[TransWarp] Re: [ZODB-Dev] SQL/ZODB integration (was Re: ZODB and new styleclasses?)

Mon Jul 1 13:53:29 EDT 2002

At 01:24 PM 7/1/02 -0400, Shane Hathaway wrote:
>Also FWIW, I've been working on something very similar for the O'Reilly 
>open source conference.  The goal was transparent persistence to 
>anything, SQL in particular, reusing as much of ZODB as possible.  I 
>started by leveraging only persistence and transactions, but in the 
>latest iteration, I was able to reuse most of the ZODB Connection (jar) 
>and DB classes as well.
>
>I used ZODB 3 / Zope 2 to avoid depending on a moving target, but it 
>should be easy to move to ZODB 4 when it's ripe.  I have a working 
>product that lets you "mount" a SQL database, file system, or some 
>combination thereof.  And it can theoretically work over ZEO.  I have a 
>high level screenshot demo in a slide presentation.

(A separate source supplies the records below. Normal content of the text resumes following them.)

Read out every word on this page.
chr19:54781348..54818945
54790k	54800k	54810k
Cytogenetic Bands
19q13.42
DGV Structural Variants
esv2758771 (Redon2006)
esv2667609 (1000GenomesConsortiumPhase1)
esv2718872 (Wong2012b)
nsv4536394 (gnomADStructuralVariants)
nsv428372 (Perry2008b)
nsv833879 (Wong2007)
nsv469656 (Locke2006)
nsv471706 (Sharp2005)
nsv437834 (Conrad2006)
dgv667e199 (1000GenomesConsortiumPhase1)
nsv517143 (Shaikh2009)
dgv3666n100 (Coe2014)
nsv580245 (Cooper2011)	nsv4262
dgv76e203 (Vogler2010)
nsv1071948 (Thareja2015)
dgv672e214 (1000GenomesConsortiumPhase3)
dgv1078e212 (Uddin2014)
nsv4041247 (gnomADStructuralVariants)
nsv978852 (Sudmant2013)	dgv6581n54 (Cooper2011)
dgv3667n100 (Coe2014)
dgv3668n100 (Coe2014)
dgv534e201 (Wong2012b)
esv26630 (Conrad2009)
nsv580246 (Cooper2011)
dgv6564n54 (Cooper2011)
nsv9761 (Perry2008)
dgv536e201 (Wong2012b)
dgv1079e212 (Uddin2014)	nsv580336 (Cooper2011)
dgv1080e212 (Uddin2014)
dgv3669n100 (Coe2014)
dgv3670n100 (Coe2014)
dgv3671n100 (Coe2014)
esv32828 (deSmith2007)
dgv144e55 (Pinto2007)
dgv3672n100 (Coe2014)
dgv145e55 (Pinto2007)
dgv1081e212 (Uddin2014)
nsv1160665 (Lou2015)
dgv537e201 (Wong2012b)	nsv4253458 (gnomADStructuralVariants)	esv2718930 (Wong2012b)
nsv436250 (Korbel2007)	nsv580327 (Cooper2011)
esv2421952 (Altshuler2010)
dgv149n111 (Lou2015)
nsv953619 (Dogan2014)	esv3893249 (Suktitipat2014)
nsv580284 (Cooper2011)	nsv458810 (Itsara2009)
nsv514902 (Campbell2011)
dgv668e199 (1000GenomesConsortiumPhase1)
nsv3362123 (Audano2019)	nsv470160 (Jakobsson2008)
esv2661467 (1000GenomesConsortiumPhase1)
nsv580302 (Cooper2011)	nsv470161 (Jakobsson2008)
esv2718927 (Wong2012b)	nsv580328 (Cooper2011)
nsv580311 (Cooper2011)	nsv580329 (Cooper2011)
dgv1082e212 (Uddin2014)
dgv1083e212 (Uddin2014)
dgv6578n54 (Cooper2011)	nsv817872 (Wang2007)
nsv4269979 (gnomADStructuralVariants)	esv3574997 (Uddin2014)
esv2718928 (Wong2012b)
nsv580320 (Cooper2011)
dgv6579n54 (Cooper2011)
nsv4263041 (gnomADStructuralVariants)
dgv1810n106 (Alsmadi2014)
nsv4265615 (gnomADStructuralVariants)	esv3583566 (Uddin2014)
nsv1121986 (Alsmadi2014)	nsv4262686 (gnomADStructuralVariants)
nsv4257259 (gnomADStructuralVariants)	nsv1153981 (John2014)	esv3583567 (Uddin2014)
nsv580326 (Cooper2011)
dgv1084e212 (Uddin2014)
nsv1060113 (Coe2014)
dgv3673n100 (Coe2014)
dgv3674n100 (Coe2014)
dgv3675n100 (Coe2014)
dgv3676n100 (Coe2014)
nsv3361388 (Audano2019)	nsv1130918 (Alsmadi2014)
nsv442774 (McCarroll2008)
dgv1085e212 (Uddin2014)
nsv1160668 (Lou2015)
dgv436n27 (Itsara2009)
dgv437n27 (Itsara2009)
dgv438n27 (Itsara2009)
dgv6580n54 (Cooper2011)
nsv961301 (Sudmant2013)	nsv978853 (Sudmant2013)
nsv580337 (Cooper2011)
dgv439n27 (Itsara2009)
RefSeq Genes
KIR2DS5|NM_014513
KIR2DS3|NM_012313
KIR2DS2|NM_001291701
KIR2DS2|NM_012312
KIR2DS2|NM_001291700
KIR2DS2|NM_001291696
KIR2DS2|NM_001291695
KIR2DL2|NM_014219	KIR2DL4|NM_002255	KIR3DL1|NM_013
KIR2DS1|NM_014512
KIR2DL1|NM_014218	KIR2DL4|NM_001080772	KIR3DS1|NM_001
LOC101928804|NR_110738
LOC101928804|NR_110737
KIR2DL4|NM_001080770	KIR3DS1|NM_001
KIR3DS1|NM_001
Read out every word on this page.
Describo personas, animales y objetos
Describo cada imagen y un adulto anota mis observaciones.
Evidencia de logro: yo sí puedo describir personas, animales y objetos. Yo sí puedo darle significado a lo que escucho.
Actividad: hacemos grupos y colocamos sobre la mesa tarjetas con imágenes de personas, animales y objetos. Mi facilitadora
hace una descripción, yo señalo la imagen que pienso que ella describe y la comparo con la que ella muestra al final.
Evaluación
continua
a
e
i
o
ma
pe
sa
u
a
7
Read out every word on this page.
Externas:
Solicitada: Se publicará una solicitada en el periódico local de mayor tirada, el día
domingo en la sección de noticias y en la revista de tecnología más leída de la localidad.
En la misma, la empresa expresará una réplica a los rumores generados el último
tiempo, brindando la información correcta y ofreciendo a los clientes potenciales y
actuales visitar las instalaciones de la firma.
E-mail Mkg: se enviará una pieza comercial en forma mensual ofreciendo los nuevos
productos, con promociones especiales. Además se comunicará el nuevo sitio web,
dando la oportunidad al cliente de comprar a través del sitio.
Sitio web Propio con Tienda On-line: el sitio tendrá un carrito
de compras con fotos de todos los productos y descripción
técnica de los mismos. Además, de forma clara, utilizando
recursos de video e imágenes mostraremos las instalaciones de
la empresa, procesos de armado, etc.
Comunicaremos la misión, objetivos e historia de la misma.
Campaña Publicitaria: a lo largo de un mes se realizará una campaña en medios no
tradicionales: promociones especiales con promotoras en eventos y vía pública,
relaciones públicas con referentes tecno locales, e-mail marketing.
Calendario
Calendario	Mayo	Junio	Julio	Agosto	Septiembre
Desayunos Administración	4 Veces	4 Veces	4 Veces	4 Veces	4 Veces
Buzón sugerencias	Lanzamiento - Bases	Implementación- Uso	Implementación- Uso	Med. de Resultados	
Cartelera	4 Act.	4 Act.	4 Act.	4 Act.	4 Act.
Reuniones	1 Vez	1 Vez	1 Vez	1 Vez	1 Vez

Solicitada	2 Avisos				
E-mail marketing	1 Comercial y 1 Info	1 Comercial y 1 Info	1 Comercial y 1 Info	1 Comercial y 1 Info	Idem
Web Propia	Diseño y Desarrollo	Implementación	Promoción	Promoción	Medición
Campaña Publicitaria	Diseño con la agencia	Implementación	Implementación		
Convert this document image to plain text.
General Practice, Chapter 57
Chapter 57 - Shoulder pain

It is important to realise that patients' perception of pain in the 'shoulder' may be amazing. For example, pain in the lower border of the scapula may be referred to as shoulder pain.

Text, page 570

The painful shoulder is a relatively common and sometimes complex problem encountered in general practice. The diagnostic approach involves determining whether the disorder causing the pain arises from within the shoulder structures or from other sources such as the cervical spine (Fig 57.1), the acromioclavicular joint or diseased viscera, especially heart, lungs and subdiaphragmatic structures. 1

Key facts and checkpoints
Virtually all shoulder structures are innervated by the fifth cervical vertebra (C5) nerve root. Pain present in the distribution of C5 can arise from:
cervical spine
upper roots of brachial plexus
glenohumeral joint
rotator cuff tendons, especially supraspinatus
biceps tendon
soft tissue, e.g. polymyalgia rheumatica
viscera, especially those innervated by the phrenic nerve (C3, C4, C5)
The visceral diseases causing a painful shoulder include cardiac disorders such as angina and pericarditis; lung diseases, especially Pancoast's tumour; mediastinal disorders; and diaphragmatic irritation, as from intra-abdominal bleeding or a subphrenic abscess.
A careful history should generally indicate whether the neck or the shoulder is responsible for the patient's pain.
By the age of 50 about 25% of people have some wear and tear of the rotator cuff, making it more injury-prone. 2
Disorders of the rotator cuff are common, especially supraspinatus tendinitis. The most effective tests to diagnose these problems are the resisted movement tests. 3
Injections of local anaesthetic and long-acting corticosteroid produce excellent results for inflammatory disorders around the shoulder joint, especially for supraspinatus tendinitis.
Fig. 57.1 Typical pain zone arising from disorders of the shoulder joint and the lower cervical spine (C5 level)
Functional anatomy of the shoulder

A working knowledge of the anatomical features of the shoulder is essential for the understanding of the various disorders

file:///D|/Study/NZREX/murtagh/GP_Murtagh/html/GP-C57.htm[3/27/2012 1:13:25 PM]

I would be very interested in seeing it, but won't be at OSCON.  Any chance
of you posting a copy somewhere?

>Don't slow down on my account, though.  You have ideas I can use, and 
>maybe I have a few of my own.  I was impressed by the notion that you 
>may be building the Python equivalent of J2EE.  And you've written a lot 
>more words (English words ;-) ) than I have.

Well, it won't be a complete J2EE replacement.  The application server and
JSP-equivalent parts of PEAK will be Zope 3 and PageTemplates!  But we have
a partial JNDI replacement basically up and running, along with module
inheritance, a JavaBeans-like structural framework for domain level
objects, and an awful lot of component binding tools (that are used to
"wire" components together in explicit and semi-implicit fashions).  The
storage and deployment packages are the big unwritten zones at present, but
my "day job" is entering a project phase where I need all this stuff to
work Real Soon Now, so I'll be putting in a lot more day cycles on PEAK,
and I expect Ty will be as well, and maybe even our new developer that's
starting this week, at least once she learns Python.  :)

But back on topic, what ideas did you find useful, and what ideas do you
think you would add to what I've explained thus far on the TW list?

>The latest thing I'm trying to work out is conflict detection.  Make 
>sure you have some kind of answer for that.  If the Python app fetches 
>some objects from the database, then an external application writes to 
>the database, then the Python app tries to persist some changes that 
>would conflict with the external application's changes, a ConflictError 
>must be raised.  My current implementation ignorantly stomps on the 
>other app's changes. :-)

By default, so does mine.  But the framework specifies a place to check for
ConflictErrors, in the save() method of a jar.  If the DB schema includes
an update timestamp, this is straightforward.  If not, then you have to
keep around a record of what you loaded.  Either way, you can implement
this in a reasonably straightforward manner, and I might even automate the
"compare to what you loaded" approach once I get to developing SQL-specific
data managers.  (Note that the "compare to what you loaded" approach
doesn't work for long-running transactions, since what you most recently
loaded is not necessarily what was loaded when the user started editing.
That kind of checking has to be done at the application level.)

Side note: ZODB transactions aren't necessarily 100% serializable in any
event; it's not enough to check that something you changed wasn't changed
by someone else.  Technically, anything you *access* in the current
transaction that was read in during a previous transaction, but whose saved
state changed in the meantime, results in an inconsistent transaction if
you used that information to decide what to write!
Unfortunately, there is not a good mechanism in the current ZODB
architecture to allow detecting this condition, as there is no list of
"objects accessed but not loaded in this transaction" nor a way to generate
one.

Anyway, that's why my framework is biased towards letting the underlying DB
handle transactions, so really the correct thing is to ensure that a
transaction is in effect at the DB level and that the reads are part of it.
 Then the rows are read-locked and other apps are prevented from writing.
In order for this to work, "volatile" (i.e. non-content, non-metadata)
records are deactivated at transaction end.  We don't keep them cached
across transactions, for this reason.

For the most part, I'm making the overall assumption that "explicit is
better than implicit" where managing the mappings with external databases
is concerned, and that it's important for the developer to be able to
fine-tune such matters as object lifetimes and conflict detection methods
for the specific situation, if needed.  STASCTAP, in other words.  (Simple
Things Are Simple, Complex Things Are Possible.)